I went to the back of my cage and sat in the corner. I drew my knees up to my chest and hugged them there possum-style. Sanders reached to his belt and pulled away a set of keys. He unlocked the door and stepped inside. “I said to get up!”

“That child can't be more'n ten years old, Sanders,” Obregon said. “He got you jumpy?”

“Shut up, Obregon!” Sanders put the keys back on his belt and unsnapped a leather case that held a pair of handcuffs. “Hold out your hands, boy.”

“What's your problem, Sanders?”

I quickly pulled my hands away from my knees and sat on them.

“This ain't none of your damn business,” Sanders said to Obregon.

“Don't tell me you gotta handcuff him?”

Sanders turned around and looked at Obregon. “I thought I told you to shut up.”

Obregon smiled. “I'll bet you used to have bullies on you like wild dogs on meat when you was in school. Never mind, I forgot. You didn't make it past eighth grade, did you, Sanders?”

Sanders ignored Obregon. “Get up!” he said to me.

I shook my head.

“Now!” Sanders yelled.

I didn't move. Sanders reached down and grabbed me by the back of my shirt. He lifted me, still balled up, but with my arms around my knees again. Obregon stood in his cell and clung to the bars. “You hurt him and I seen it all,” he said.

I smiled at Obregon. “It doesn't hurt,” I said.

“At least put some shoes and a jacket on the kid!” Obregon called after us.

Sanders carried me out of the cage, through the main office, and outside. He opened his car and tossed me in the back like I was nothing but a sack of coon hides.
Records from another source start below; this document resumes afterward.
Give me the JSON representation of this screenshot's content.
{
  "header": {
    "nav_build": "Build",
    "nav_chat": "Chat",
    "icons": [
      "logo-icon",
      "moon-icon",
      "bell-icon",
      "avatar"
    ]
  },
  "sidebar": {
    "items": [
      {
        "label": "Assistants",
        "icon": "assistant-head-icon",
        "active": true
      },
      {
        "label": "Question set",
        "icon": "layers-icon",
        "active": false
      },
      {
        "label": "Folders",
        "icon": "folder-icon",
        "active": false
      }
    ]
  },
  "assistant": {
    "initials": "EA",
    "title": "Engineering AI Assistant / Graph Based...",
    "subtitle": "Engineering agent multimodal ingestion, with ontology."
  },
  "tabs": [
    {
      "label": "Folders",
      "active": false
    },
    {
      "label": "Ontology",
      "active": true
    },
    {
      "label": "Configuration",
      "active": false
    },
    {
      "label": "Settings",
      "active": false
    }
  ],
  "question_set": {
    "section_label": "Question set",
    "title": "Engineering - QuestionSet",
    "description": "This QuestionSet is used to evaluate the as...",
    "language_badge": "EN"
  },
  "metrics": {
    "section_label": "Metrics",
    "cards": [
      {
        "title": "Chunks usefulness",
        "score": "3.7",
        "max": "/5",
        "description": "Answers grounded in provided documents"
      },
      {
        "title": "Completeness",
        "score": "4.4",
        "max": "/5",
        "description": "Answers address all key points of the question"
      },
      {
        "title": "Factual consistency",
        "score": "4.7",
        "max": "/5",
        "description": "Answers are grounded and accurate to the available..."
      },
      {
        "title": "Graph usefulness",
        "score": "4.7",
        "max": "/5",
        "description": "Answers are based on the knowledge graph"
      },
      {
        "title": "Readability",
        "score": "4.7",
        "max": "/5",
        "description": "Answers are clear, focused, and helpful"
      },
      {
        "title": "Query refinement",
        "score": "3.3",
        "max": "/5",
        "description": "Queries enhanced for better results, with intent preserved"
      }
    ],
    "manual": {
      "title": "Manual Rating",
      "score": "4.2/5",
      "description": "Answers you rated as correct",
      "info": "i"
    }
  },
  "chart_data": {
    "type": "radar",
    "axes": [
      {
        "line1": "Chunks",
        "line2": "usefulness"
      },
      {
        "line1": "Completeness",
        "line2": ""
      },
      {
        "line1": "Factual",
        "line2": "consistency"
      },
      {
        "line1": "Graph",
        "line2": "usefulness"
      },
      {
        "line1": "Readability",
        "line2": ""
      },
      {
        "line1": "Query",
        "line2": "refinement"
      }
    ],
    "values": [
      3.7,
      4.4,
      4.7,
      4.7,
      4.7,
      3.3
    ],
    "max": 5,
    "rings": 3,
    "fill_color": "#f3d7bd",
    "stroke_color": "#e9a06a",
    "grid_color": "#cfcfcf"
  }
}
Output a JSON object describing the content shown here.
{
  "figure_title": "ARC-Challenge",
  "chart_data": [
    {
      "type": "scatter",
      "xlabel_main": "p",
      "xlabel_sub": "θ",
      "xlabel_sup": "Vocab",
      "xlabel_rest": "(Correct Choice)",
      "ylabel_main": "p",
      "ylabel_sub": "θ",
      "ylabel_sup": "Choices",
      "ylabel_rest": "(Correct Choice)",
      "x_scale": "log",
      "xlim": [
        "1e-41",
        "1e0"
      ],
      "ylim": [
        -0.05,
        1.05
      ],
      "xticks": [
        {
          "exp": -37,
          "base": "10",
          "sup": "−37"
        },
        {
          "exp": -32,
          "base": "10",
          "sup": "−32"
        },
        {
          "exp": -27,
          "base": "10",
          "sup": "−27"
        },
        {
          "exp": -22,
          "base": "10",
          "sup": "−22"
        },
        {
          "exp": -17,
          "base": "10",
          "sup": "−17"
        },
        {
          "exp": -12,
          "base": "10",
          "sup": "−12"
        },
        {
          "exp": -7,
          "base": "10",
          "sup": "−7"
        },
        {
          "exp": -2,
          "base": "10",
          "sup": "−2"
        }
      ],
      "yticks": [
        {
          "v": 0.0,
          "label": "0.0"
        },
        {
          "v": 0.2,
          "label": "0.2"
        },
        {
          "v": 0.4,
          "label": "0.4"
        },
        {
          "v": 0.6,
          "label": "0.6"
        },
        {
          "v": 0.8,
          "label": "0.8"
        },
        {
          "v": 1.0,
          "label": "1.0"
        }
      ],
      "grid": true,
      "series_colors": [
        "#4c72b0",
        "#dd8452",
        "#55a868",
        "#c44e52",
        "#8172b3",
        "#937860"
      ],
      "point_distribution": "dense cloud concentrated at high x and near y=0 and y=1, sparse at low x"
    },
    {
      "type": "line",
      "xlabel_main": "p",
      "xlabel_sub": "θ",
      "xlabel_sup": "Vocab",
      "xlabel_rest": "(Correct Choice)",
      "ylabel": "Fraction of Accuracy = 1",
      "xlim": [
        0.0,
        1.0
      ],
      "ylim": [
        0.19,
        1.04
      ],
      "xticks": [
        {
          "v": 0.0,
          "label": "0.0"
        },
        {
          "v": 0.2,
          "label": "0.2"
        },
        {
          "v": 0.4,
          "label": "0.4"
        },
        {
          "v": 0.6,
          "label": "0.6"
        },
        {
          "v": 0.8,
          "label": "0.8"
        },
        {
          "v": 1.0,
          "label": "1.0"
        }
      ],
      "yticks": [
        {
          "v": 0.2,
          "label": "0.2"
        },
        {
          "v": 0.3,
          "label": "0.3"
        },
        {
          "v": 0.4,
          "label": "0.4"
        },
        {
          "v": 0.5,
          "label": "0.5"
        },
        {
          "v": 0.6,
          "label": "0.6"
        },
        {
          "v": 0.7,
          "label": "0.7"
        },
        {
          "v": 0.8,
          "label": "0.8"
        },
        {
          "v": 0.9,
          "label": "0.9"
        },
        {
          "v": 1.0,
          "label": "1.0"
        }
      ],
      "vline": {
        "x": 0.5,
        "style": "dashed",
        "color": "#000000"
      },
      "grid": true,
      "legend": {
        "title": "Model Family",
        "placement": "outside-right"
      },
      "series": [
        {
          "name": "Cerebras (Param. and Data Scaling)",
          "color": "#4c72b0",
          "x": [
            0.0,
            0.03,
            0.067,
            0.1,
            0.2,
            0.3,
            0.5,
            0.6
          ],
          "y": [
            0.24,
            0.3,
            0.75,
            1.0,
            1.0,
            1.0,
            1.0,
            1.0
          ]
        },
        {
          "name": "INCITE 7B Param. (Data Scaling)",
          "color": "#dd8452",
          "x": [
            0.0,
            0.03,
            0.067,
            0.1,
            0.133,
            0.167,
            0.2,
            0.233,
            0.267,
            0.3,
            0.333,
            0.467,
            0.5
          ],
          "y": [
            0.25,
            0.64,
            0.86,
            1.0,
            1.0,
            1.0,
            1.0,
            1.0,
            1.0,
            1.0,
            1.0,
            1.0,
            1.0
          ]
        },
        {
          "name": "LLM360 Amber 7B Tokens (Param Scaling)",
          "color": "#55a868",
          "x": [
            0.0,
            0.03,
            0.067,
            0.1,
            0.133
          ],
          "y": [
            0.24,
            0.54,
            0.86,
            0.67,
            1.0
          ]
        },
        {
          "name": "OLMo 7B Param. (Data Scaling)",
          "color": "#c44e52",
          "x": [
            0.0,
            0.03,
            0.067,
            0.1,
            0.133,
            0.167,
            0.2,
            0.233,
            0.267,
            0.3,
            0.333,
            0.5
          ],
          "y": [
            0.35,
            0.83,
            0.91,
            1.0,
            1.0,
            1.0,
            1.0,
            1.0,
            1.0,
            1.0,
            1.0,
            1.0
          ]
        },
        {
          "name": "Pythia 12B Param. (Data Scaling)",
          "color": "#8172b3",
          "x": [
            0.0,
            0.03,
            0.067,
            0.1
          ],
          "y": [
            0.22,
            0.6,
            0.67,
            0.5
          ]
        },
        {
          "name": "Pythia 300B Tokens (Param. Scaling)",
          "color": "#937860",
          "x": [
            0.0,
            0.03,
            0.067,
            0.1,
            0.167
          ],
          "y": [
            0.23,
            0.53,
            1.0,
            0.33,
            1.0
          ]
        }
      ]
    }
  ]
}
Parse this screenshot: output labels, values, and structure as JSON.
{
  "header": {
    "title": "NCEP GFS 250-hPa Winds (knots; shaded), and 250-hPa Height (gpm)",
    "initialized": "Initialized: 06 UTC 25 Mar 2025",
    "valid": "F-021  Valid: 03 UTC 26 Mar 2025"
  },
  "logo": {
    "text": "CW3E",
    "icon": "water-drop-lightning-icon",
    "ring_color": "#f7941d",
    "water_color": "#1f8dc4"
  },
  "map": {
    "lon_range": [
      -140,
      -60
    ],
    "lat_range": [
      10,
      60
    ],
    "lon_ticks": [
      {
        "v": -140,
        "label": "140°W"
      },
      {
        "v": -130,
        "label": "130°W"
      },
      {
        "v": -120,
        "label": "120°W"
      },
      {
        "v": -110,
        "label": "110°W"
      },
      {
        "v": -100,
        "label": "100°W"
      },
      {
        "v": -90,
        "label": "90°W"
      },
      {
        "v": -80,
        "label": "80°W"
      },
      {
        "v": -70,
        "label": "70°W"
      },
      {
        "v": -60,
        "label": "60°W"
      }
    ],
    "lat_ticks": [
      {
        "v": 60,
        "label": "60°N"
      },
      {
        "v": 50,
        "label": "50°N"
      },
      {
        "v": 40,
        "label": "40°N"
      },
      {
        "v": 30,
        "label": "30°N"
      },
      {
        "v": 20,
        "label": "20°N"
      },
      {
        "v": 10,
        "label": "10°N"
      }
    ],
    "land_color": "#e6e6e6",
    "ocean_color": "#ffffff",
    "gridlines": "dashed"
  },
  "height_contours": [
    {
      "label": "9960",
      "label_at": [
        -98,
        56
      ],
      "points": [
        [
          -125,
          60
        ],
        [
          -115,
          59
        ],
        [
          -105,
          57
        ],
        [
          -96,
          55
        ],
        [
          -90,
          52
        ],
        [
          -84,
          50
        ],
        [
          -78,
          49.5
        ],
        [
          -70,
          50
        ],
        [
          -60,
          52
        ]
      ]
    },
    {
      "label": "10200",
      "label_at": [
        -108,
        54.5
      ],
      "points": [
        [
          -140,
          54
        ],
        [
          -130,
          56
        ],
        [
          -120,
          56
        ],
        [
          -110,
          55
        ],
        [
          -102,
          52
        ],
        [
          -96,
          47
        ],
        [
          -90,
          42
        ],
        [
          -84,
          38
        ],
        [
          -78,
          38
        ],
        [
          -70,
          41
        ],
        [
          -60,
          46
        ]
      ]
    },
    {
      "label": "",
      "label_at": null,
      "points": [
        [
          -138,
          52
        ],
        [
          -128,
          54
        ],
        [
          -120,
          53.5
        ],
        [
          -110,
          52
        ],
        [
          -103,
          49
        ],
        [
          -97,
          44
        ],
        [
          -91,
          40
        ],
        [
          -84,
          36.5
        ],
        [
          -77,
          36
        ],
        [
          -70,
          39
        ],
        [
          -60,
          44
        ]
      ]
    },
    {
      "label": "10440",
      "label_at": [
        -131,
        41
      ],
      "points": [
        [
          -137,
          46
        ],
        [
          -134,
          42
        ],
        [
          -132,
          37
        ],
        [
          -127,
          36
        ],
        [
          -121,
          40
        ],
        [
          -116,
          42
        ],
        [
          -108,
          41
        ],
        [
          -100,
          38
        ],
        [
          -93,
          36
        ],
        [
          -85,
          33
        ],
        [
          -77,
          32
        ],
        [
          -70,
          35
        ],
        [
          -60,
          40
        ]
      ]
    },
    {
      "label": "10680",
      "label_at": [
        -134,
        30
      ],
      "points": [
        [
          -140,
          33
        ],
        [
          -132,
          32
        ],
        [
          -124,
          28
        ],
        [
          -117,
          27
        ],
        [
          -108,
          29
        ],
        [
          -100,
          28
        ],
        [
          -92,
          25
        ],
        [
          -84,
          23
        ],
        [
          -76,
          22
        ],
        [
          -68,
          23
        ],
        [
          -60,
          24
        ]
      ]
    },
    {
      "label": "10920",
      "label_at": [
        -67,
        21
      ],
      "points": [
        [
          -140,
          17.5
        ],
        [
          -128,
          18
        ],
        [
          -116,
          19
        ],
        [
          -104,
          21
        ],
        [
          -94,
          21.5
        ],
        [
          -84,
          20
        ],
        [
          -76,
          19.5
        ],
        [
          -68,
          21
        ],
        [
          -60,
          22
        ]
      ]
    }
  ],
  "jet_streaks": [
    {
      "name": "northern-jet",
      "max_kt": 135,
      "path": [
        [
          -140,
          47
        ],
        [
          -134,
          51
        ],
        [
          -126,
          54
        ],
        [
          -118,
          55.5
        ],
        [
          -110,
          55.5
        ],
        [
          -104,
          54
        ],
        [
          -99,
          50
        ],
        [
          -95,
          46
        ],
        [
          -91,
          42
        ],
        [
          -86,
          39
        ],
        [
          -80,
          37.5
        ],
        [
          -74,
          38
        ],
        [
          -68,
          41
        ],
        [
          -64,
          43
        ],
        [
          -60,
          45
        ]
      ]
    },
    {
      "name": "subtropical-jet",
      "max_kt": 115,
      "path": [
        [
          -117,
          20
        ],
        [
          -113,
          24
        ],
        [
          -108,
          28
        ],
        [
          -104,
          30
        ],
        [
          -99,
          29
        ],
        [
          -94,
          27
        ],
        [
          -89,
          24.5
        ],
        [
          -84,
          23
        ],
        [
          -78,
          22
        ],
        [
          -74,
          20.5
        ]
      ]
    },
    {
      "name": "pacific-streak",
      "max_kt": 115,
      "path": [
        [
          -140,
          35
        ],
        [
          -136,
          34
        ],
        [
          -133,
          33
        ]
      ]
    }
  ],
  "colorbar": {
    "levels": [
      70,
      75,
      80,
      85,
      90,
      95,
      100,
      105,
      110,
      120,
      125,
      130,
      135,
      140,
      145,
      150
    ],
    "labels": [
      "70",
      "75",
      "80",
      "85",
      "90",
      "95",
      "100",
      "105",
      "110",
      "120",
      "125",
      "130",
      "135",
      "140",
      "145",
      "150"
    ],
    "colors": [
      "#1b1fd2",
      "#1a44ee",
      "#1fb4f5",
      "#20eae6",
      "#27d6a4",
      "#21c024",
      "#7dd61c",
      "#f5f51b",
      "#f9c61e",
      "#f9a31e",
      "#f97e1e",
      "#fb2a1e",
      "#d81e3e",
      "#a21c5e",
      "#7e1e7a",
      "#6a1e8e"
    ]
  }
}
He slammed the door behind me and went back inside.

When Sanders returned, I had come out of my ball and was sitting up in the normal way. He glanced at me once and then got into the driver's seat and started the engine. I knocked on the plastic shield between us, but he acted like he didn't hear me.

“Sanders?” I said.

No answer. He pulled onto the road and sped up.

“Sanders?” I said again.

“What!”

“Where are we?”

“First of all, it's Constable Sanders to you. And we're in Livingston.”

Suddenly the window beside me slid down a few inches and the cold air came rushing through and blew against my face.

“Little chilly back there?” Sanders said as he chuckled to himself.

I didn't say anything. I wanted the window down to keep me from getting sick again. As I watched the countryside pass by, I thought about escape. But I'd not been farther than Mr. Abroscotto's store that I remembered, and I knew we weren't anywhere close to that. I reasoned that even if I could get out of the car, I wouldn't know where to go, and I wouldn't have any of my supplies.

“When do I get my things back?”

“You'll get 'em when we're good and ready. Everything except the rifle and bullets you were totin'.”

I felt my face grow warm. “You can't take my rifle!” I shouted. “Pap gave me that rifle!”

Sanders seemed to like it that I was getting upset. He shook his head and smiled. I slammed my fists into the plastic shield.

“Hey!” he yelled. He looked in his rearview mirror at me. He wasn't smiling anymore. “You scratch up my new patrol car and we're gonna have a go at it. I spent two hours cleanin' your stink out of it last night.”

I sat back and looked down at my knees. We drove along without talking for a long time. I thought again of ways to escape, but the situation seemed hopeless.